- Born: Vladas Zajančkauskas December 27, 1915 Aukštadvaris, Lithuania District, Ober Ost
- Died: August 5, 2013 (aged 97) Sutton, Massachusetts, U.S.

= Vladas Zajančkauskas =

Lithuanian Nazi collaborator (1915–2013)

Vladas Zajančkauskas (December 27, 1915 – August 5, 2013) was a Lithuanian Nazi collaborator during World War II and alleged war criminal. At age 95 (as of July 2010) he stood to become the oldest person ever deported as a result of an investigation by the U.S. Justice Department's Office of Special Investigations (OSI).

Zajančkauskas was born in Aukštadvaris. In 2005 and 2010, the U.S. federal courts asserted that Zajančkauskas deployed to Warsaw, Poland with a detachment of the Trawniki-trained guards who participated in the Nazi annihilation of the Warsaw Ghetto, an operation that triggered the Warsaw Ghetto Uprising and led to the extermination of more than 50,000 Jews.
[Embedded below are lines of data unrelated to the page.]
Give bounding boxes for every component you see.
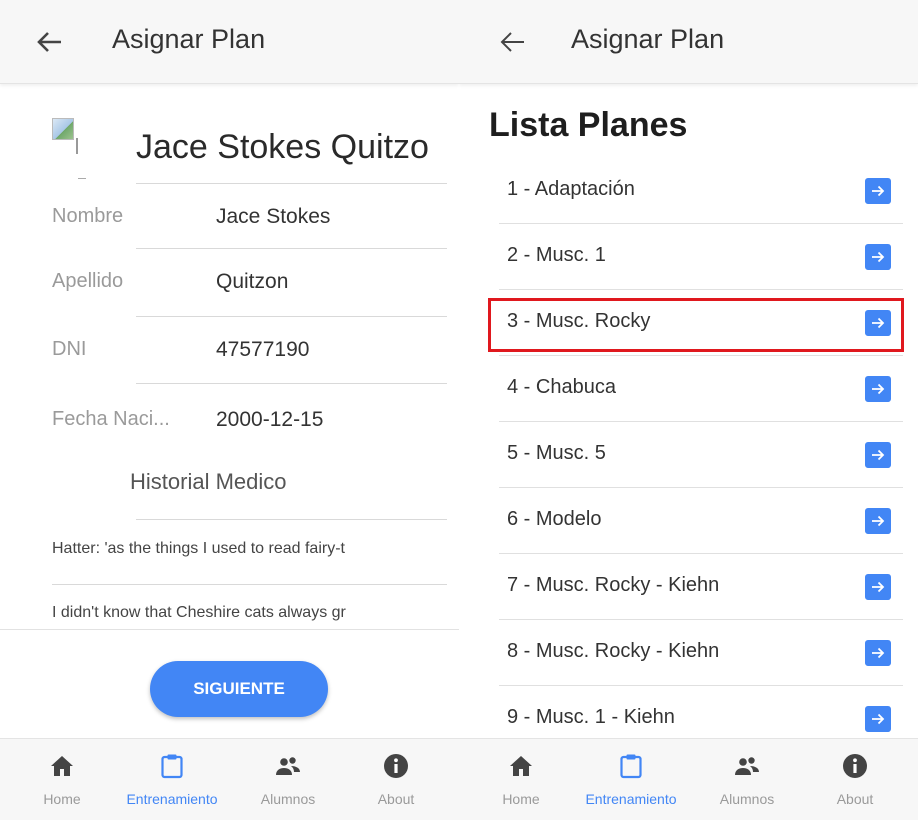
arrow-right-icon[interactable] [865, 574, 891, 600]
nav-label: Alumnos [260, 791, 316, 807]
plan-list-item[interactable]: 6 - Modelo [499, 488, 903, 554]
arrow-right-icon[interactable] [865, 178, 891, 204]
plan-label: 6 - Modelo [507, 508, 602, 530]
divider [136, 383, 447, 384]
nav-label: Home [43, 791, 81, 807]
broken-image-icon [52, 118, 74, 140]
arrow-right-icon[interactable] [865, 508, 891, 534]
app-bar: Asignar Plan [459, 0, 918, 84]
left-screen: Asignar Plan Jace Stokes Quitzo Nombre J… [0, 0, 459, 820]
field-label: Fecha Naci... [52, 408, 170, 430]
plan-list-item[interactable]: 4 - Chabuca [499, 356, 903, 422]
nav-label: Alumnos [719, 791, 775, 807]
clipboard-icon [159, 753, 185, 779]
field-value: 47577190 [216, 338, 310, 361]
arrow-right-icon[interactable] [865, 706, 891, 732]
avatar [52, 114, 86, 179]
nav-label: Home [502, 791, 540, 807]
plan-list-item[interactable]: 2 - Musc. 1 [499, 224, 903, 290]
divider [136, 248, 447, 249]
nav-item-alumnos[interactable]: Alumnos [695, 739, 799, 820]
bottom-navigation: Home Entrenamiento Alumnos About [0, 738, 459, 820]
field-row-apellido: Apellido Quitzon [52, 252, 447, 312]
student-header: Jace Stokes Quitzo [0, 104, 459, 184]
home-icon [49, 753, 75, 779]
nav-label: Entrenamiento [585, 791, 677, 807]
nav-label: About [377, 791, 415, 807]
field-value: Quitzon [216, 270, 289, 293]
nav-label: Entrenamiento [126, 791, 218, 807]
historial-item: I didn't know that Cheshire cats always … [52, 604, 346, 621]
field-row-fecha-nacimiento: Fecha Naci... 2000-12-15 [52, 390, 447, 450]
plan-list-item[interactable]: 1 - Adaptación [499, 158, 903, 224]
plan-label: 5 - Musc. 5 [507, 442, 606, 464]
arrow-right-icon[interactable] [865, 310, 891, 336]
info-icon [842, 753, 868, 779]
app-bar: Asignar Plan [0, 0, 459, 84]
siguiente-button[interactable]: SIGUIENTE [150, 661, 328, 717]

The federal courts rejected as incredible his claim that, as a captured member of the Lithuanian Army, he was only in charge of the canteen at the Trawniki training camp, and was never in Warsaw. Records released by Russian authorities in the 1990s were used by the OSI as evidence in the case. His name appears on a roster of 351 men deployed to the ghetto, a document which was captured by the Red Army in 1945.

The U.S. Federal Court twice found Zajančkauskas guilty (in 2005 and 2010) of having falsely concealed his wartime whereabouts on his original visa application on arrival in the 1950s and ordered his deportation from the United States. Immigration Judge Wayne R. Iskra ordered Zajančkauskas removed to his native Lithuania.
The Associated Press reported in July 2013 that Zajančkauskas still lived in Sutton, Massachusetts, as no country, including his native Lithuania, would accept him. He died there in August 2013.

==Writing==
Zajančkauskas wrote a 99-page memoir, My Bits of Life in This Beautiful World, which described his childhood and wartime experiences.